For a year afterwards, I am ashamed to say that I was wary about taking on pro bono cases, at least for anything other than very small matters, given the time commitment required. I joined A4ID who matched me on a case with a firm of solicitors. It was so much better. I thought, ‘why can’t we do this for pro bono litigation generally?’ It occurred to me that if there was an established network and system to enable barristers to find solicitors, and vice versa, then it would make pro bono cases easier and more effective so more people would want to get involved.

I carried out a survey to see whether there would be greater interest in doing pro bono work as part of a team with solicitors. The response was a resounding yes! Contacts told me that the idea of getting help with legal research, drafting pleadings and advocacy (at least at higher levels) was very attractive. It is also a good way to give younger lawyers litigation experience. I was interested to learn that many law firms (unlike chambers) have pro bono hours targets, which aren’t always easy to meet.

With the help of the Advocate and fellow barristers (Eleanor Campbell and Andrew Lodder in particular) and clerks (Jackie and Adam) at One Essex Court, we set up Pro Bono Connect in September 2015. Initially, this was as a pilot scheme with five firms and chambers who were our personal contacts. We launched officially in November 2016 during National Pro Bono Week.

I am delighted to say that Pro Bono Connect is growing well. There are now 45 participating firms and 48 chambers, with some individual members too.
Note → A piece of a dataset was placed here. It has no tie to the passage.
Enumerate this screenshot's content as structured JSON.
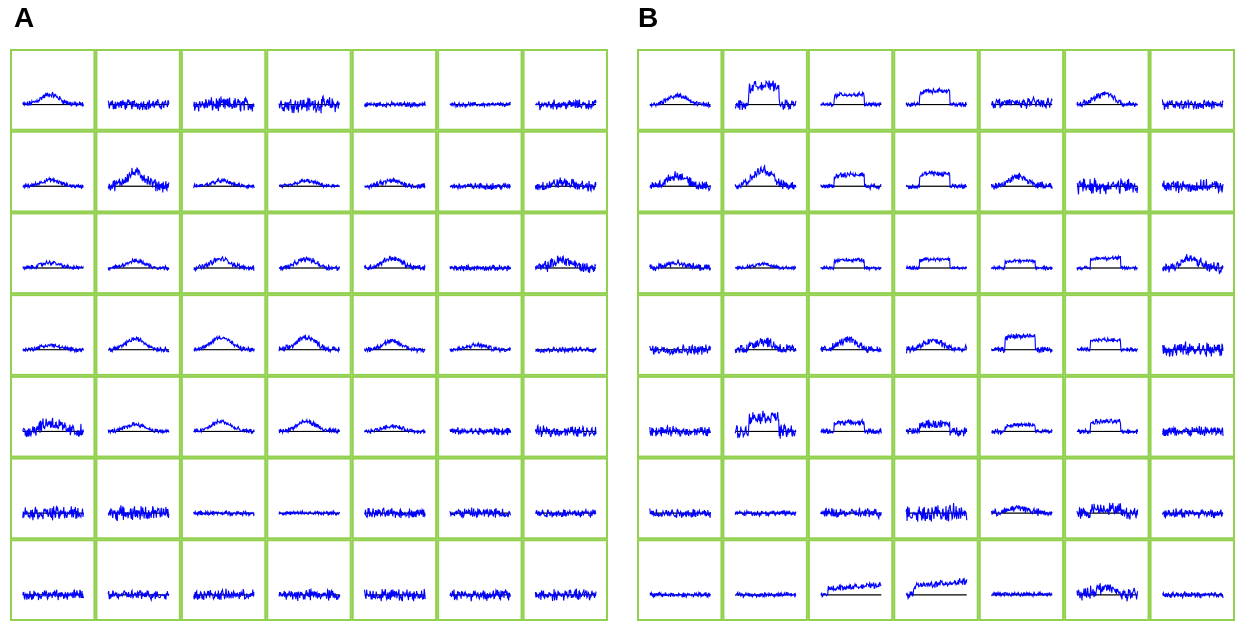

That includes a great many city law firms like Linklaters, Allen & Overy, Slaughter & May, Herbert Smith, Debevoise, Arnold & Porter, Eversheds, Addleshaw Goddard, Hogan Lovells, Skadden, Baker & Mckenzie, Travers Smith, Brown Rudnick, Weil Gotshal and White & Case (to name just a few).
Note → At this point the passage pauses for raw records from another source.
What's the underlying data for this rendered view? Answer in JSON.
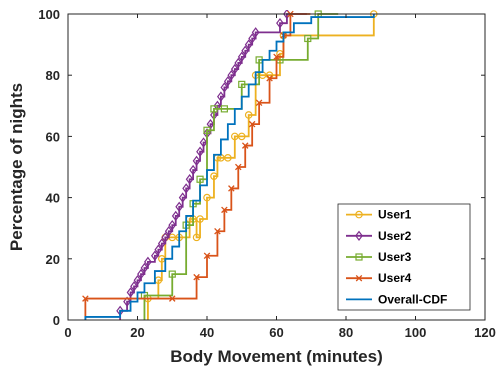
{
  "chart_data": {
    "type": "line",
    "step": true,
    "xlabel": "Body Movement (minutes)",
    "ylabel": "Percentage of nights",
    "xlim": [
      0,
      120
    ],
    "ylim": [
      0,
      100
    ],
    "xticks": [
      0,
      20,
      40,
      60,
      80,
      100,
      120
    ],
    "yticks": [
      0,
      20,
      40,
      60,
      80,
      100
    ],
    "grid": false,
    "legend_position": "bottom-right",
    "series": [
      {
        "name": "User1",
        "color": "#EDB120",
        "marker": "circle",
        "x": [
          23,
          26,
          27,
          28,
          30,
          32,
          35,
          36,
          37,
          38,
          40,
          42,
          43,
          44,
          46,
          48,
          50,
          52,
          54,
          56,
          58,
          61,
          62,
          88
        ],
        "y": [
          7,
          13,
          20,
          27,
          27,
          27,
          33,
          33,
          27,
          33,
          40,
          47,
          53,
          53,
          53,
          60,
          60,
          67,
          80,
          80,
          80,
          87,
          93,
          100
        ]
      },
      {
        "name": "User2",
        "color": "#7E2F8E",
        "marker": "diamond",
        "x": [
          15,
          17,
          18,
          19,
          20,
          21,
          22,
          23,
          25,
          26,
          27,
          28,
          29,
          30,
          31,
          32,
          33,
          34,
          35,
          36,
          37,
          38,
          39,
          40,
          41,
          42,
          43,
          44,
          45,
          46,
          47,
          48,
          49,
          50,
          51,
          52,
          53,
          54,
          61,
          63
        ],
        "y": [
          3,
          6,
          9,
          11,
          13,
          15,
          17,
          19,
          21,
          23,
          25,
          27,
          29,
          31,
          34,
          37,
          40,
          43,
          46,
          49,
          52,
          55,
          58,
          61,
          64,
          67,
          70,
          73,
          76,
          78,
          80,
          82,
          84,
          86,
          88,
          90,
          92,
          94,
          97,
          100
        ]
      },
      {
        "name": "User3",
        "color": "#77AC30",
        "marker": "square",
        "x": [
          22,
          30,
          34,
          36,
          38,
          40,
          42,
          45,
          50,
          55,
          61,
          69,
          72
        ],
        "y": [
          8,
          15,
          31,
          38,
          46,
          62,
          69,
          69,
          77,
          85,
          85,
          92,
          100
        ]
      },
      {
        "name": "User4",
        "color": "#D95319",
        "marker": "x",
        "x": [
          5,
          30,
          37,
          40,
          43,
          45,
          47,
          49,
          51,
          53,
          55,
          58,
          60,
          62,
          64
        ],
        "y": [
          7,
          7,
          14,
          21,
          29,
          36,
          43,
          50,
          57,
          64,
          71,
          79,
          86,
          93,
          100
        ]
      },
      {
        "name": "Overall-CDF",
        "color": "#0072BD",
        "marker": "none",
        "x": [
          5,
          15,
          18,
          20,
          22,
          25,
          28,
          30,
          32,
          34,
          36,
          38,
          40,
          42,
          44,
          46,
          48,
          50,
          52,
          54,
          56,
          58,
          60,
          62,
          65,
          70,
          88
        ],
        "y": [
          1,
          3,
          6,
          9,
          12,
          16,
          20,
          24,
          29,
          34,
          39,
          44,
          49,
          54,
          59,
          64,
          69,
          73,
          77,
          81,
          85,
          88,
          91,
          94,
          97,
          99,
          100
        ]
      }
    ]
  }
}
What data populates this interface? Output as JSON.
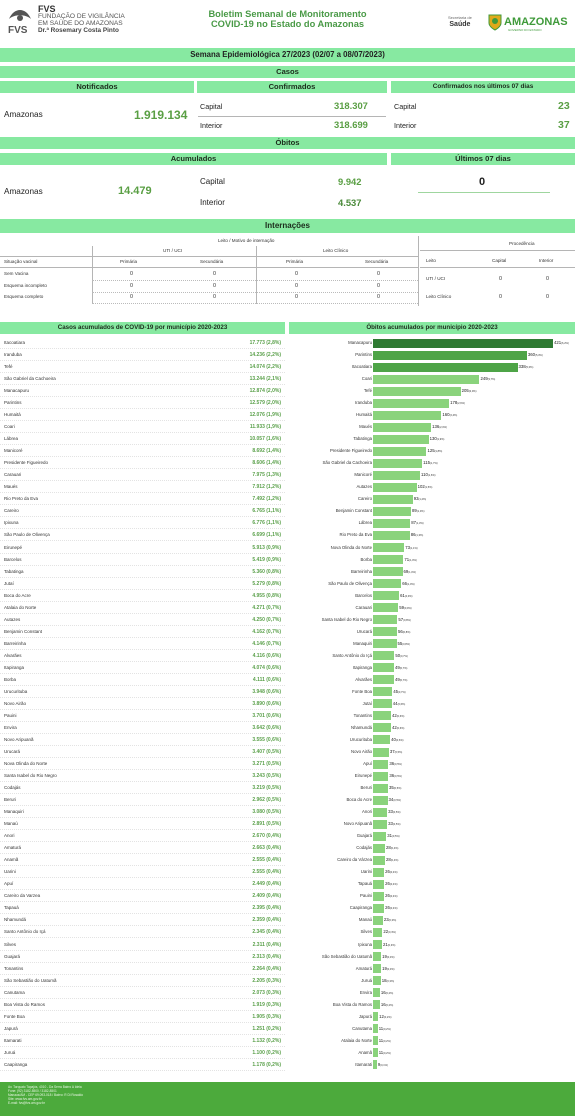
{
  "header": {
    "fvs_name": "FVS",
    "fvs_line1": "FUNDAÇÃO DE VIGILÂNCIA",
    "fvs_line2": "EM SAÚDE DO AMAZONAS",
    "fvs_line3": "Dr.ª Rosemary Costa Pinto",
    "title_line1": "Boletim Semanal de Monitoramento",
    "title_line2": "COVID-19 no Estado do Amazonas",
    "saude_small": "Secretaria de",
    "saude": "Saúde",
    "amazonas": "AMAZONAS",
    "amazonas_sub": "GOVERNO DO ESTADO"
  },
  "week": "Semana Epidemiológica 27/2023 (02/07 a 08/07/2023)",
  "cases": {
    "section": "Casos",
    "notified_header": "Notificados",
    "confirmed_header": "Confirmados",
    "last7_header": "Confirmados nos últimos 07 dias",
    "region": "Amazonas",
    "notified": "1.919.134",
    "capital_label": "Capital",
    "interior_label": "Interior",
    "capital": "318.307",
    "interior": "318.699",
    "last7_capital": "23",
    "last7_interior": "37"
  },
  "deaths": {
    "section": "Óbitos",
    "accum_header": "Acumulados",
    "last7_header": "Últimos 07 dias",
    "region": "Amazonas",
    "total": "14.479",
    "capital_label": "Capital",
    "interior_label": "Interior",
    "capital": "9.942",
    "interior": "4.537",
    "last7": "0"
  },
  "hosp": {
    "section": "Internações",
    "bed_title": "Leito / Motivo de internação",
    "uti": "UTI / UCI",
    "clinico": "Leito Clínico",
    "vacinal": "Situação vacinal",
    "primaria": "Primária",
    "secundaria": "Secundária",
    "rows": [
      {
        "label": "Sem Vacina",
        "v": [
          "0",
          "0",
          "0",
          "0"
        ]
      },
      {
        "label": "Esquema incompleto",
        "v": [
          "0",
          "0",
          "0",
          "0"
        ]
      },
      {
        "label": "Esquema completo",
        "v": [
          "0",
          "0",
          "0",
          "0"
        ]
      }
    ],
    "proc_title": "Procedência",
    "leito": "Leito",
    "capital": "Capital",
    "interior": "Interior",
    "proc_rows": [
      {
        "label": "UTI / UCI",
        "v": [
          "0",
          "0"
        ]
      },
      {
        "label": "Leito Clínico",
        "v": [
          "0",
          "0"
        ]
      }
    ]
  },
  "left_title": "Casos acumulados de COVID-19 por município 2020-2023",
  "right_title": "Óbitos acumulados por município 2020-2023",
  "cases_by_city": [
    [
      "Itacoatiara",
      "17.773 (2,8%)"
    ],
    [
      "Iranduba",
      "14.236 (2,2%)"
    ],
    [
      "Tefé",
      "14.074 (2,2%)"
    ],
    [
      "São Gabriel da Cachoeira",
      "13.244 (2,1%)"
    ],
    [
      "Manacapuru",
      "12.874 (2,0%)"
    ],
    [
      "Parintins",
      "12.579 (2,0%)"
    ],
    [
      "Humaitá",
      "12.076 (1,9%)"
    ],
    [
      "Coari",
      "11.933 (1,9%)"
    ],
    [
      "Lábrea",
      "10.057 (1,6%)"
    ],
    [
      "Manicoré",
      "8.692 (1,4%)"
    ],
    [
      "Presidente Figueiredo",
      "8.606 (1,4%)"
    ],
    [
      "Carauari",
      "7.975 (1,3%)"
    ],
    [
      "Maués",
      "7.912 (1,2%)"
    ],
    [
      "Rio Preto da Eva",
      "7.492 (1,2%)"
    ],
    [
      "Careiro",
      "6.765 (1,1%)"
    ],
    [
      "Ipixuna",
      "6.776 (1,1%)"
    ],
    [
      "São Paulo de Olivença",
      "6.699 (1,1%)"
    ],
    [
      "Eirunepé",
      "5.913 (0,9%)"
    ],
    [
      "Barcelos",
      "5.419 (0,9%)"
    ],
    [
      "Tabatinga",
      "5.360 (0,8%)"
    ],
    [
      "Jutaí",
      "5.279 (0,8%)"
    ],
    [
      "Boca do Acre",
      "4.955 (0,8%)"
    ],
    [
      "Atalaia do Norte",
      "4.271 (0,7%)"
    ],
    [
      "Autazes",
      "4.250 (0,7%)"
    ],
    [
      "Benjamin Constant",
      "4.162 (0,7%)"
    ],
    [
      "Barreirinha",
      "4.146 (0,7%)"
    ],
    [
      "Alvarães",
      "4.116 (0,6%)"
    ],
    [
      "Itapiranga",
      "4.074 (0,6%)"
    ],
    [
      "Borba",
      "4.111 (0,6%)"
    ],
    [
      "Urucurituba",
      "3.948 (0,6%)"
    ],
    [
      "Novo Airão",
      "3.890 (0,6%)"
    ],
    [
      "Pauini",
      "3.701 (0,6%)"
    ],
    [
      "Envira",
      "3.642 (0,6%)"
    ],
    [
      "Novo Aripuanã",
      "3.555 (0,6%)"
    ],
    [
      "Urucará",
      "3.407 (0,5%)"
    ],
    [
      "Nova Olinda do Norte",
      "3.271 (0,5%)"
    ],
    [
      "Santa Isabel do Rio Negro",
      "3.243 (0,5%)"
    ],
    [
      "Codajás",
      "3.219 (0,5%)"
    ],
    [
      "Beruri",
      "2.962 (0,5%)"
    ],
    [
      "Manaquiri",
      "3.080 (0,5%)"
    ],
    [
      "Manaú",
      "2.891 (0,5%)"
    ],
    [
      "Anori",
      "2.670 (0,4%)"
    ],
    [
      "Amaturá",
      "2.663 (0,4%)"
    ],
    [
      "Anamã",
      "2.555 (0,4%)"
    ],
    [
      "Uarini",
      "2.555 (0,4%)"
    ],
    [
      "Apuí",
      "2.449 (0,4%)"
    ],
    [
      "Careiro da Varzea",
      "2.409 (0,4%)"
    ],
    [
      "Tapauá",
      "2.395 (0,4%)"
    ],
    [
      "Nhamundá",
      "2.359 (0,4%)"
    ],
    [
      "Santo Antônio do Içá",
      "2.345 (0,4%)"
    ],
    [
      "Silves",
      "2.311 (0,4%)"
    ],
    [
      "Guajará",
      "2.313 (0,4%)"
    ],
    [
      "Tonantins",
      "2.264 (0,4%)"
    ],
    [
      "São Sebastião do Uatumã",
      "2.205 (0,3%)"
    ],
    [
      "Canutama",
      "2.073 (0,3%)"
    ],
    [
      "Boa Vista do Ramos",
      "1.919 (0,3%)"
    ],
    [
      "Fonte Boa",
      "1.905 (0,3%)"
    ],
    [
      "Japurá",
      "1.251 (0,2%)"
    ],
    [
      "Itamarati",
      "1.132 (0,2%)"
    ],
    [
      "Juruá",
      "1.100 (0,2%)"
    ],
    [
      "Caapiranga",
      "1.178 (0,2%)"
    ]
  ],
  "chart_data": {
    "type": "bar",
    "orientation": "horizontal",
    "title": "Óbitos acumulados por município 2020-2023",
    "categories": [
      "Manacapuru",
      "Parintins",
      "Itacoatiara",
      "Coari",
      "Tefé",
      "Iranduba",
      "Humaitá",
      "Maués",
      "Tabatinga",
      "Presidente Figueiredo",
      "São Gabriel da Cachoeira",
      "Manicoré",
      "Autazes",
      "Careiro",
      "Benjamin Constant",
      "Lábrea",
      "Rio Preto da Eva",
      "Nova Olinda do Norte",
      "Borba",
      "Barreirinha",
      "São Paulo de Olivença",
      "Barcelos",
      "Carauari",
      "Santa Isabel do Rio Negro",
      "Urucará",
      "Manaquiri",
      "Santo Antônio do Içá",
      "Itapiranga",
      "Alvarães",
      "Fonte Boa",
      "Jutaí",
      "Tonantins",
      "Nhamundá",
      "Urucurituba",
      "Novo Airão",
      "Apuí",
      "Eirunepé",
      "Beruri",
      "Boca do Acre",
      "Anori",
      "Novo Aripuanã",
      "Guajará",
      "Codajás",
      "Careiro da Várzea",
      "Uarini",
      "Tapauá",
      "Pauini",
      "Caapiranga",
      "Manaú",
      "Silves",
      "Ipixuna",
      "São Sebastião do Uatumã",
      "Amaturá",
      "Juruá",
      "Envira",
      "Boa Vista do Ramos",
      "Japurá",
      "Canutama",
      "Atalaia do Norte",
      "Anamã",
      "Itamarati"
    ],
    "values": [
      421,
      360,
      338,
      249,
      205,
      178,
      160,
      136,
      130,
      125,
      115,
      110,
      102,
      93,
      89,
      87,
      86,
      73,
      71,
      69,
      66,
      61,
      59,
      57,
      56,
      55,
      50,
      49,
      49,
      45,
      44,
      42,
      42,
      40,
      37,
      36,
      36,
      35,
      34,
      33,
      33,
      31,
      28,
      28,
      26,
      26,
      26,
      26,
      23,
      22,
      21,
      19,
      19,
      18,
      16,
      16,
      12,
      11,
      11,
      11,
      9
    ],
    "labels": [
      "421(6,2%)",
      "360(5,3%)",
      "338(5,0%)",
      "249(3,7%)",
      "205(3,0%)",
      "178(2,6%)",
      "160(2,4%)",
      "136(2,0%)",
      "130(1,9%)",
      "125(1,8%)",
      "115(1,7%)",
      "110(1,6%)",
      "102(1,5%)",
      "93(1,4%)",
      "89(1,3%)",
      "87(1,3%)",
      "86(1,3%)",
      "73(1,1%)",
      "71(1,0%)",
      "69(1,0%)",
      "66(1,0%)",
      "61(0,9%)",
      "59(0,9%)",
      "57(0,8%)",
      "56(0,8%)",
      "55(0,8%)",
      "50(0,7%)",
      "49(0,7%)",
      "49(0,7%)",
      "45(0,7%)",
      "44(0,6%)",
      "42(0,6%)",
      "42(0,6%)",
      "40(0,6%)",
      "37(0,5%)",
      "36(0,5%)",
      "36(0,5%)",
      "35(0,5%)",
      "34(0,5%)",
      "33(0,5%)",
      "33(0,5%)",
      "31(0,5%)",
      "28(0,4%)",
      "28(0,4%)",
      "26(0,4%)",
      "26(0,4%)",
      "26(0,4%)",
      "26(0,4%)",
      "23(0,3%)",
      "22(0,3%)",
      "21(0,3%)",
      "19(0,3%)",
      "19(0,3%)",
      "18(0,3%)",
      "16(0,2%)",
      "16(0,2%)",
      "12(0,2%)",
      "11(0,2%)",
      "11(0,2%)",
      "11(0,2%)",
      "9(0,1%)"
    ],
    "colors": {
      "top": "#2e7a32",
      "mid": "#4ea447",
      "rest": "#8ad37c"
    }
  },
  "footer": {
    "lines": [
      "Av. Torquato Tapajós, 4010 - Da Serra Bairro A Ideia",
      "Fone: (92) 3182-8500 / 3182-8501",
      "Manaus/AM - CEP 69.093-018 / Bairro: R Di Rosaldo",
      "Site: www.fvs.am.gov.br",
      "E-mail: fvs@fvs.am.gov.br"
    ]
  }
}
Overall, we have matched 135 cases with barrister and solicitors through the scheme. These cases cover chancery, property, company, common law, tax, civil fraud, public law, contract, human rights, insolvency and employment law in pro bono cases.  There’s a particular need for pro bono in employment, family and immigration and we would love to be able to provide assistance for those cases in the future as more lawyers join the scheme.

I am incredibly proud of what we have achieved so far but can’t wait to see the scheme grow. If every barrister can dedicate 25 hours a year to pro bono work through Advocate’s 25for25 Pro Bono Challenge, it will really help.

We have always worked very closely with Advocate and continue to do so. Since 2020, the governance of the scheme has been taken over by LawWorks, which is helping us to move to next stage. We want to expand geographically and into other areas of law and get more lawyers involved.

At present, almost all barrister cases come from Advocate, which means that they are cases for individuals, and that they have been means-tested. Solicitor cases come from any number of sources including NGOs, charities, community groups or corporate bodies.

There is no requirement to accept a request, only to consider doing so, and a request can be accepted in whole or part. It is flexible. If a request is accepted, the solicitor and barrister work on the pro bono case as a team in exactly the same way as for paid litigation.

Whenever I speak to barristers who have worked on cases through the scheme, they tell me what great benefits it brings. It makes it much easier to run pro bono cases alongside your normal practice and you can get exposure to new firms and new work. Solicitors can get specialist advice from counsel and get younger layers involved in detailed work.

It’s good for your practice, it’s good for your soul and it’s good for society!"

To find out more information and sign-up, visit www.probonoconnect.co.uk or contact admin@probonoconnect.co.uk.

My favourite case is of an elderly Afghan lady who had her life savings taken by a shop keeper who promised to look after them, gave her no paperwork, and then denied he held her money. We got involved at the stage where the lady’s claim was facing strike-out. We matched the barrister (Adam Kramer, 3VB) with Morrison Foerster LLP. The firm put in over 500 pro bono hours. With Adam, they not only won the strike-out, they continued to and won the main trial. They also got the largest ever pro bono costs order, which (if enforced) will mean that the pro bono sector as a whole, benefits.